Tentang masalah ras dan
gender, Linda Tuhiwai Smith juga mengutip pendapat David Theo Goldberg yang
berpendapat bahwa salah satu konsekuensi barat melakukan imperialism adalah
menjadikan cara pandang barat , pembicaraan dan interaksi dengan dunia yang
mutlak mengakar dalam wacana rasialisasi. Dalam filsafat Yunani misalnya,
sebagai cara merasionalisasi karakteristik mendasar dan kewajiban-kewajiban
budak.
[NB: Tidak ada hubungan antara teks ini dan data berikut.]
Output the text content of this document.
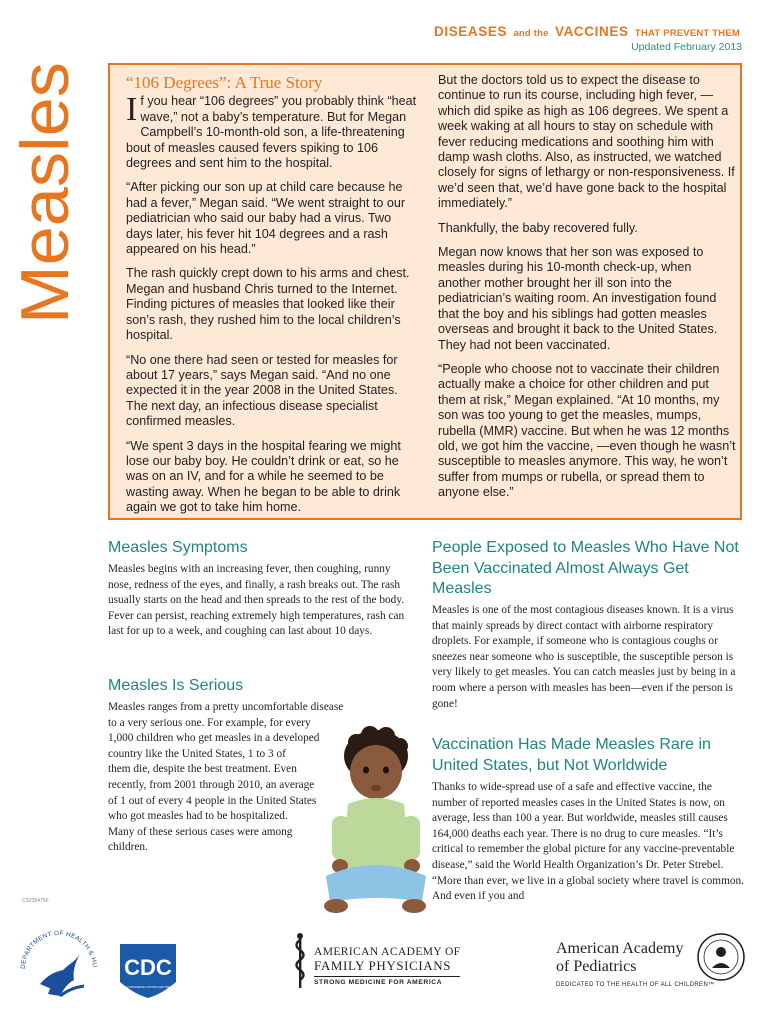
DISEASES and the VACCINES THAT PREVENT THEM
Updated February 2013
Measles	“106 Degrees”: A True Story

If you hear “106 degrees” you probably think “heat wave,” not a baby’s temperature. But for Megan Campbell’s 10-month-old son, a life-threatening bout of measles caused fevers spiking to 106 degrees and sent him to the hospital.

“After picking our son up at child care because he had a fever,” Megan said. “We went straight to our pediatrician who said our baby had a virus. Two days later, his fever hit 104 degrees and a rash appeared on his head.”

The rash quickly crept down to his arms and chest. Megan and husband Chris turned to the Internet. Finding pictures of measles that looked like their son’s rash, they rushed him to the local children’s hospital.

“No one there had seen or tested for measles for about 17 years,” says Megan said. “And no one expected it in the year 2008 in the United States. The next day, an infectious disease specialist confirmed measles.

“We spent 3 days in the hospital fearing we might lose our baby boy. He couldn’t drink or eat, so he was on an IV, and for a while he seemed to be wasting away. When he began to be able to drink again we got to take him home.

But the doctors told us to expect the disease to continue to run its course, including high fever, —which did spike as high as 106 degrees. We spent a week waking at all hours to stay on schedule with fever reducing medications and soothing him with damp wash cloths. Also, as instructed, we watched closely for signs of lethargy or non-responsiveness. If we’d seen that, we’d have gone back to the hospital immediately.”

Thankfully, the baby recovered fully.

Megan now knows that her son was exposed to measles during his 10-month check-up, when another mother brought her ill son into the pediatrician’s waiting room. An investigation found that the boy and his siblings had gotten measles overseas and brought it back to the United States. They had not been vaccinated.

“People who choose not to vaccinate their children actually make a choice for other children and put them at risk,” Megan explained. “At 10 months, my son was too young to get the measles, mumps, rubella (MMR) vaccine. But when he was 12 months old, we got him the vaccine, —even though he wasn’t susceptible to measles anymore. This way, he won’t suffer from mumps or rubella, or spread them to anyone else.”

Measles Symptoms

Measles begins with an increasing fever, then coughing, runny nose, redness of the eyes, and finally, a rash breaks out. The rash usually starts on the head and then spreads to the rest of the body. Fever can persist, reaching extremely high temperatures, rash can last for up to a week, and coughing can last about 10 days.

Measles Is Serious

Measles ranges from a pretty uncomfortable disease

to a very serious one. For example, for every

1,000 children who get measles in a developed

country like the United States, 1 to 3 of

them die, despite the best treatment. Even

recently, from 2001 through 2010, an average

of 1 out of every 4 people in the United States

who got measles had to be hospitalized.

Many of these serious cases were among

children.

People Exposed to Measles Who Have Not Been Vaccinated Almost Always Get Measles

Measles is one of the most contagious diseases known. It is a virus that mainly spreads by direct contact with airborne respiratory droplets. For example, if someone who is contagious coughs or sneezes near someone who is susceptible, the susceptible person is very likely to get measles. You can catch measles just by being in a room where a person with measles has been—even if the person is gone!

Vaccination Has Made Measles Rare in United States, but Not Worldwide

Thanks to wide-spread use of a safe and effective vaccine, the number of reported measles cases in the United States is now, on average, less than 100 a year. But worldwide, measles still causes 164,000 deaths each year. There is no drug to cure measles. “It’s critical to remember the global picture for any vaccine-preventable disease,” said the World Health Organization’s Dr. Peter Strebel. “More than ever, we live in a global society where travel is common. And even if you and

CS235475F
DEPARTMENT OF HEALTH & HU CDC
CENTERS FOR DISEASE CONTROL AND PREVENTION
AMERICAN ACADEMY OF
FAMILY PHYSICIANS
STRONG MEDICINE FOR AMERICA
American Academy
of Pediatrics
DEDICATED TO THE HEALTH OF ALL CHILDREN™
Sastra dan seni abad pertengahan menghadirkan monster-monster
menakjubkan dan mahluk setengah binatang dari negri antah berantah.
Konsep barat mengenai ras
beririsan dengan konsep tentang gender. Gender bukan hanya menunjuk peran
perempuan dan bagaimana peran perempuan itu dilupakan, melainkan juga mengacu
pada hubungan antara laki-laki dan perempuan. Proses deskripsi berdasarkan
gender terhadap other tersebut meninggalkan dampak nyata bagi para wanita
pribumi dan cara-cara wanita pribumi dideskripsikan, diobyektifikasi dan
direpresentasikan oleh orang-orang Eropa abad ke 19 yang mewariskan
marjinalisasi pada masyarakat-masyarakat pribumi seperti yang terjadi pada
masyarakat penjajah. Di New Zealand, isu-isu tersebut menjadi subyek sebuah
gugatan yang diajukan sekelompok perempuan Maori terkemuka ke Waitangi
Tribunal.
Penelitian lewat mata
imperial mendeskripsikan sebuah pendekatan yang mengasumsikan bahwa ide-ide
barat tentang hal paling fundamental adalah satu-satunya ide yang mungkin
diterima, barangkali rasional dan bisa menjelaskan dunia, kehidupan social dan
manusia. Itulah sebuah sebuah pendekatan terhadap bangsa pribumi yang masih memperlihatkan
kesan superioritas bawaan. Beberapa kelompok peneliti pribumi dan minoritas
akan menyebut pendekatan tersebut rasis. Linda Tuhiwai Smih juga beranggapan
bahwa masih ada orang yang atas nama ilmu pengetahuan dan kemajuan masih
menganggap bangsa pribumi sebagai spesipmen, bukan manusia.
Meskipun
akhir-akhir ini muncul wacana untuk menandingi orientalisme dengan
ocsidentalisme, dengan memutarbalikan cara pandang, oksidentalisme berbicara
tentang cara pandang timur terhadap barat. Tetapi sebenarnya, hal itu tidak
perlu dilakukan. Karena jika hal itu dilakukan sama hal nya sejarah kembali
tidak akan dipahami secara universal. Sejarah hanya akan dimiliki kelompok
tertentu dan akan menjadi duri bagi kelompok yang lain.